In this spirit, we would like to emphasize that the subject matter of articles we publish counts for less than the rule of thumb for evaluating submissions we describe to our readers and contributors thus: “To be published in PQ a manuscript should be readable, informed by current scholarship in its field, persuasive in its claims, and careful in its handling of evidence.” Mario Biagioli has argued that the institution of peer review, apparently intended to bring manuscripts into line with disciplinary standards through a process of editorial intervention, had its origin in book licensing and censorship.6 Biagioli’s Foucauldian genealogy of the peer review system in the sciences (and, implicitly, the humanities) reminds us how expertise and rational judgment have legitimized themselves in the past. Most of the specialist readers who referee for PQ today (and without whose assistance we could not publish at all) would make very poor state censors, royal licensers, or servants of the Holy Office. Rather they perform the roles of ideal readers and much admired colleagues, who through their advice and critical interventions point us in the directions that the journal will move in the next few years.

Alvin Snider

 

NOTES
1 Stephen G. Nichols, “Philology in Auerbach’s Drama of (Literary) History,” Literary History and the Challenge of Philology: The Legacy of Erich Auerbach, ed.
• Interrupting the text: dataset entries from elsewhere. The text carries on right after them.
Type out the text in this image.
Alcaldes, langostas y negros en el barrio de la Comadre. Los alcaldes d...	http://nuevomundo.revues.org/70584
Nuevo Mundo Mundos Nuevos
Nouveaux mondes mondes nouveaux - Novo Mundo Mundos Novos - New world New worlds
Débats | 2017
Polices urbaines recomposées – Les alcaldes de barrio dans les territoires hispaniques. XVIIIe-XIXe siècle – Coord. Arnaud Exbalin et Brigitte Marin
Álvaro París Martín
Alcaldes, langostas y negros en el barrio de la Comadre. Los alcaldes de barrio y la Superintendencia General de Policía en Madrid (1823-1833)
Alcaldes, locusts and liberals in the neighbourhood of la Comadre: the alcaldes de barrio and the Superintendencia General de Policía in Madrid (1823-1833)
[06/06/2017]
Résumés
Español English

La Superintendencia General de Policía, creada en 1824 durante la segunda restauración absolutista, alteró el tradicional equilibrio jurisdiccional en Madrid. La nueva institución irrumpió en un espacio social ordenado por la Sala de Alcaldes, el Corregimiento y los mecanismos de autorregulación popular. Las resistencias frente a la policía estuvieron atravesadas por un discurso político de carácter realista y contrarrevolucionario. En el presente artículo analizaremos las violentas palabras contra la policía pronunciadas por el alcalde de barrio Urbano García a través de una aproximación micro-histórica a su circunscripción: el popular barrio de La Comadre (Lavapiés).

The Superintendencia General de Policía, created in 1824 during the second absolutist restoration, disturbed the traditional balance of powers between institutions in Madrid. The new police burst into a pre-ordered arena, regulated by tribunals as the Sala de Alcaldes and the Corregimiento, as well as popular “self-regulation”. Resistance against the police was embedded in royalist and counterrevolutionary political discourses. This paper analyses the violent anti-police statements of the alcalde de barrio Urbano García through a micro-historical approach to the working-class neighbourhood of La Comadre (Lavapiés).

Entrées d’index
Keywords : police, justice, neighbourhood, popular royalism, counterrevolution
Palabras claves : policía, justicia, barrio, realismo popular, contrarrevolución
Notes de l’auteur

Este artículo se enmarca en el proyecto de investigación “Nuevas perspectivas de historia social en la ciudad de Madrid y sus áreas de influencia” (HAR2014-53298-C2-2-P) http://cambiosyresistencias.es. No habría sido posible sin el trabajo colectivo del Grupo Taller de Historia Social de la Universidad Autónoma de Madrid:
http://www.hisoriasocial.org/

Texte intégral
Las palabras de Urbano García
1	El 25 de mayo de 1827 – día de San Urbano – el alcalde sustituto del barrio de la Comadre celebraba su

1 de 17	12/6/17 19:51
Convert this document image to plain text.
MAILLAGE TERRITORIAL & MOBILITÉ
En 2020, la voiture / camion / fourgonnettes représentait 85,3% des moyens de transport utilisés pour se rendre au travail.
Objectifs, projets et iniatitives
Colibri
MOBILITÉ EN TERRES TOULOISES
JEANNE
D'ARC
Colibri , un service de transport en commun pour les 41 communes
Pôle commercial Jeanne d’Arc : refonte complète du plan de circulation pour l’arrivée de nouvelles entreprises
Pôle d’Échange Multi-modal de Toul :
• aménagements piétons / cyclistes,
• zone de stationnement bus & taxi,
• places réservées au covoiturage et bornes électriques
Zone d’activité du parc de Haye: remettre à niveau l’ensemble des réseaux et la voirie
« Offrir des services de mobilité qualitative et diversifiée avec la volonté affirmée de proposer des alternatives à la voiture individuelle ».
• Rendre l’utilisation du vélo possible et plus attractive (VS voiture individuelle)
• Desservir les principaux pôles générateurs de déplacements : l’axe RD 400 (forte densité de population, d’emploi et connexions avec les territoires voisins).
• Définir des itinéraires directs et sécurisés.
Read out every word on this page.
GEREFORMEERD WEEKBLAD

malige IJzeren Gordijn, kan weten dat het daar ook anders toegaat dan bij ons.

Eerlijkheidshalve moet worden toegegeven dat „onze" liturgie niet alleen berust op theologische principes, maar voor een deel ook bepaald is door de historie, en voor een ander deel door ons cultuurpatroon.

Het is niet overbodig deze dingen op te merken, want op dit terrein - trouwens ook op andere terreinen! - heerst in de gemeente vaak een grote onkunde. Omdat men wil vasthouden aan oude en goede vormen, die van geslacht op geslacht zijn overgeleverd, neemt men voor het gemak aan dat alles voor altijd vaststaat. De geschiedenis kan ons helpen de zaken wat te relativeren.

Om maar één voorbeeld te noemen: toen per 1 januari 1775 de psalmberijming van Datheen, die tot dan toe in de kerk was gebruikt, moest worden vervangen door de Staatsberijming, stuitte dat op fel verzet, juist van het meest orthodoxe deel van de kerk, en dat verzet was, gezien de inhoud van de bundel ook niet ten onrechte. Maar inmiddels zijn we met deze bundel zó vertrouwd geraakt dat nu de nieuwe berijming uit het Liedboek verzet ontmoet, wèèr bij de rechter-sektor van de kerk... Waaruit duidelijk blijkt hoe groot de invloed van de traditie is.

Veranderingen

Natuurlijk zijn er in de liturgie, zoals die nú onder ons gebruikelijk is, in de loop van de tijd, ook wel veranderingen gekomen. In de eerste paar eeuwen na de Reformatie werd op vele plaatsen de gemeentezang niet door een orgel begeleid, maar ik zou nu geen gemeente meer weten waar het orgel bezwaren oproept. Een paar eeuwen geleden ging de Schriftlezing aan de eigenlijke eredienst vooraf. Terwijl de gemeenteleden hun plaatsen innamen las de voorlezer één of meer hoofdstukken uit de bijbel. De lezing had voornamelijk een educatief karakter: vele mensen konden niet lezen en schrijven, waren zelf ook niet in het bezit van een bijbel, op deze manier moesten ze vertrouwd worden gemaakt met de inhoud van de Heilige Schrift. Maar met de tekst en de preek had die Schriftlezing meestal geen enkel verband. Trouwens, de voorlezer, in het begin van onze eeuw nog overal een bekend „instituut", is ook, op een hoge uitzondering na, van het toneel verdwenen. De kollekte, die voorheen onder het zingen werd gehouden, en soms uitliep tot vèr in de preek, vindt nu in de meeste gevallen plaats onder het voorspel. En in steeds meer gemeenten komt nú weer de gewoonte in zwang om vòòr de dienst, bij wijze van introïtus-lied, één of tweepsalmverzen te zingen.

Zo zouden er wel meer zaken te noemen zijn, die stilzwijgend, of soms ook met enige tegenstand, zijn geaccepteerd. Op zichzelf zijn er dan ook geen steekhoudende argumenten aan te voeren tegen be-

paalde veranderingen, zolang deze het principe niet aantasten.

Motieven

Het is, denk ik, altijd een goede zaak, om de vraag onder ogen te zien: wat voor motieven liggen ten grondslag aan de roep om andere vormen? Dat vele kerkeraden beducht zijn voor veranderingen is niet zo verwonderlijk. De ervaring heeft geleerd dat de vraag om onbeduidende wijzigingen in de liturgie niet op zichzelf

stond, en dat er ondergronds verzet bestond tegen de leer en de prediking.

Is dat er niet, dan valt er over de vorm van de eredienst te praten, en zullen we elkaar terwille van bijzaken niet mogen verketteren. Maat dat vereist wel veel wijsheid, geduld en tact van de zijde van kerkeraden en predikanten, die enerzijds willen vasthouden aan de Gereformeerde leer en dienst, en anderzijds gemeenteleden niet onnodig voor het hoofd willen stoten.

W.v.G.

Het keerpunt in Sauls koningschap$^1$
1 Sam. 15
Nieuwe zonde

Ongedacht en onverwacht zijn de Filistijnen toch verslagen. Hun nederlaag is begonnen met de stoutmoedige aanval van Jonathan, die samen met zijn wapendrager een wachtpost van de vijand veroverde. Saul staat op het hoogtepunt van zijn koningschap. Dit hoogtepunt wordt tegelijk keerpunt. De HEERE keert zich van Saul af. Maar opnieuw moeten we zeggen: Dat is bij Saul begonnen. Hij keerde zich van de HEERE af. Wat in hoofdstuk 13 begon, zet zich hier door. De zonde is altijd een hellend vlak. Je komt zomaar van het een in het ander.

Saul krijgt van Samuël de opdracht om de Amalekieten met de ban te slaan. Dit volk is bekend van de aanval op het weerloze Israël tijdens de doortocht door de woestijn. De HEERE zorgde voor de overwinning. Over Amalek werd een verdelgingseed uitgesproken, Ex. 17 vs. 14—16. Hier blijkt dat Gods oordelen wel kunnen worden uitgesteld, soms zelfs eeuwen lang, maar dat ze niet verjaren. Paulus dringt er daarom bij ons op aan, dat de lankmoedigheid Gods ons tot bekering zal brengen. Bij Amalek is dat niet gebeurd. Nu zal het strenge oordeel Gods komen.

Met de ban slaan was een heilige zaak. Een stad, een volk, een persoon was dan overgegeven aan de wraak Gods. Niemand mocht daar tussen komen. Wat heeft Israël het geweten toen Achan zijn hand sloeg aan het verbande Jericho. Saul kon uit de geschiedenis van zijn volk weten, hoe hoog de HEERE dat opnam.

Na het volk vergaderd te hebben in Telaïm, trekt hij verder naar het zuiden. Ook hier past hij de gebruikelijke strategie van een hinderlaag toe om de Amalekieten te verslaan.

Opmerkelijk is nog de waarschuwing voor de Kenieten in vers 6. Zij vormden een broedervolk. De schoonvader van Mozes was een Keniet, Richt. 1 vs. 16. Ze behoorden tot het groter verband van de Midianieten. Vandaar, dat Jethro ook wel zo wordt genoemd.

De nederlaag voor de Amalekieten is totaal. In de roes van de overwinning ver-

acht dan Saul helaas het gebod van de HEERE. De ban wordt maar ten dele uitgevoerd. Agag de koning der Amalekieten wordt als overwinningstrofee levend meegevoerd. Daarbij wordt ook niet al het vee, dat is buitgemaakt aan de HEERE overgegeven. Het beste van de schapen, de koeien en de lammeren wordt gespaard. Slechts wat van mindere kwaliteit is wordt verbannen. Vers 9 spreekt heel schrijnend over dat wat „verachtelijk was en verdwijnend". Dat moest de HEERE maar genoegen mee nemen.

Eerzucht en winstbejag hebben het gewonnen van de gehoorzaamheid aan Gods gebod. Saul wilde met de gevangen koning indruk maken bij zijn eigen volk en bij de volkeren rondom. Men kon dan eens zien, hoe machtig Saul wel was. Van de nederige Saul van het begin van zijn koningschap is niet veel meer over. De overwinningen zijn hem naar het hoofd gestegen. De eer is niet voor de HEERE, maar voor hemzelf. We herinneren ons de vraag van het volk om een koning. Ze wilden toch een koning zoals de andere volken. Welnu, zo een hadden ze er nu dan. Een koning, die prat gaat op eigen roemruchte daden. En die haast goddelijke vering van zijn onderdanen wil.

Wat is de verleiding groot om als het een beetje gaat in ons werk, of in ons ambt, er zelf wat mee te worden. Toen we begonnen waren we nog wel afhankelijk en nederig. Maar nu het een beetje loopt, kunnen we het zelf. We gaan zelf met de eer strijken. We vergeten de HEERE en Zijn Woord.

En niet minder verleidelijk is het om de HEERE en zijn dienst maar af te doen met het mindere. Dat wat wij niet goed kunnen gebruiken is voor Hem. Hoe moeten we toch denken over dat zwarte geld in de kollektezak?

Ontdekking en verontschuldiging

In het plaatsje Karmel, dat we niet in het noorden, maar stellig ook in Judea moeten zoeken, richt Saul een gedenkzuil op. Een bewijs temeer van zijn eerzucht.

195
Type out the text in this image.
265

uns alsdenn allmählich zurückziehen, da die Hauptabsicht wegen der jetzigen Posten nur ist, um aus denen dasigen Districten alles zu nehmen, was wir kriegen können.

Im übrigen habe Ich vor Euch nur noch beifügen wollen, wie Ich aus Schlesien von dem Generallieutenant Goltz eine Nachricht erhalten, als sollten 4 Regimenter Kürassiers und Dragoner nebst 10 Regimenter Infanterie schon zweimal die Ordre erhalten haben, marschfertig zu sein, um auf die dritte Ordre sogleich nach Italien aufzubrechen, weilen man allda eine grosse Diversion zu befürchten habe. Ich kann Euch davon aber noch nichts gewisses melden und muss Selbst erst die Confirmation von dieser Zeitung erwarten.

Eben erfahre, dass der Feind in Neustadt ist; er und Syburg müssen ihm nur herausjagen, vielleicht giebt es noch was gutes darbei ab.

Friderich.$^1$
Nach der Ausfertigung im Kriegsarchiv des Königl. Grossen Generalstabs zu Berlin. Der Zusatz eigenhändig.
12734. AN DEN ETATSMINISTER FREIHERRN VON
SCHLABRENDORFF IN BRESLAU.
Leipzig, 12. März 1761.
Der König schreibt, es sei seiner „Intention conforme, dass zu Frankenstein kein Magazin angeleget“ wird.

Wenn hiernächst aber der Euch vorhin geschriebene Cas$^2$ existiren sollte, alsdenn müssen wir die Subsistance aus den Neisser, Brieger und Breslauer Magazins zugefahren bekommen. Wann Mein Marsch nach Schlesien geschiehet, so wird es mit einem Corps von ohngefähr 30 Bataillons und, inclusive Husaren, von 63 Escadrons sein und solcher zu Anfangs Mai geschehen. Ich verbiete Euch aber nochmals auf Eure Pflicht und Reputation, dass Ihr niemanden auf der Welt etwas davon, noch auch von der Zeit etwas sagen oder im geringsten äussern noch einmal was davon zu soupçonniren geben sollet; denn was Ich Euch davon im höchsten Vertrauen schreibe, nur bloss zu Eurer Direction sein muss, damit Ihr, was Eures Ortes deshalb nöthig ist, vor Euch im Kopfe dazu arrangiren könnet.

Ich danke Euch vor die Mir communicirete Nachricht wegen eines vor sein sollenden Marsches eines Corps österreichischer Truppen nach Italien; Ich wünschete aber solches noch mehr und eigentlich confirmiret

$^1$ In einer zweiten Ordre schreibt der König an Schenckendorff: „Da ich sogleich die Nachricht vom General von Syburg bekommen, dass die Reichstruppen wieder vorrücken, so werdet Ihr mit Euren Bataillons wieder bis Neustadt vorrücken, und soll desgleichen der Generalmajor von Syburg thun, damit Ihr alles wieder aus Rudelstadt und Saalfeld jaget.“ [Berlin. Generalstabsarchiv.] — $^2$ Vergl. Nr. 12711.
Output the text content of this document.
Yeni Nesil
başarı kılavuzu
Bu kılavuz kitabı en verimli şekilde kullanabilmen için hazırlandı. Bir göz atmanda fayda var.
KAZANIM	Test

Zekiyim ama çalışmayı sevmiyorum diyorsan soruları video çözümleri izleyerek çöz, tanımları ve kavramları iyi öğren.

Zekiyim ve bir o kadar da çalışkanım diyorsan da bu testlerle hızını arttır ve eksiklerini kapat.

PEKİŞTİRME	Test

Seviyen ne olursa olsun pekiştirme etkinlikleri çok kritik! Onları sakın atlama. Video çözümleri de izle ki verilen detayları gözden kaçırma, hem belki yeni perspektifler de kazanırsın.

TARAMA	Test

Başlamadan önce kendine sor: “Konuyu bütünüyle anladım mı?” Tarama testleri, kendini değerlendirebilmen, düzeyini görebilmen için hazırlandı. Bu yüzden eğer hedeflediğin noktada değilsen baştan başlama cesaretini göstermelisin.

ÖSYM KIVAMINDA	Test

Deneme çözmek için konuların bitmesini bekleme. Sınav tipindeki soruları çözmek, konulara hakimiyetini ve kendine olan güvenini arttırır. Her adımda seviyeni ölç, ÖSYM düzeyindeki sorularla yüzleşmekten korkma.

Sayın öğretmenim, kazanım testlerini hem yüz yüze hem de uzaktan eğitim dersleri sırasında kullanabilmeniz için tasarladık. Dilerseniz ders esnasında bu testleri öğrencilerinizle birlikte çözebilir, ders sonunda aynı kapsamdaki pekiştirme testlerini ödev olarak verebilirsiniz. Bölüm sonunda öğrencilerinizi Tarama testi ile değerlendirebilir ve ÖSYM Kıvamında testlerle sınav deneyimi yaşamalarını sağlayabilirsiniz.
Seth Lerer (Stanford U. Press, 1996), 63–77.

2 See G. A. Russell, ed., The ‘Arabick’ Interest of the Natural Philosophers in Seventeenth-Century England (Leiden: Brill, 1994).

3 Jerome J. McGann, The Textual Condition (Princeton U. Press, 1991), 21.

4 William Kupersmith, “An Editor’s Perspective on Literary Scholarship,” The Eighteenth Century: Theory and Interpretation 29 (1988): 48; and see Rob Iliffe, “Authormongering: The ‘Editor’ between Producer and Consumer,” The Consumption of Culture, 1600-1800: Image, Object, Text, ed. Ann Bermingham and John Brewer (London: Routledge, 1995), 166–92.

5 Ovid, Tristia, Ex Ponto, trans. Arthur Leslie Wheeler, 2nd ed. (Harvard U. Press; London: Heinemann, 1988), 2.264.

6 Mario Biagioli, “From Book Censorship to Academic Peer Review,” Emergences 12 (2002): 11–45.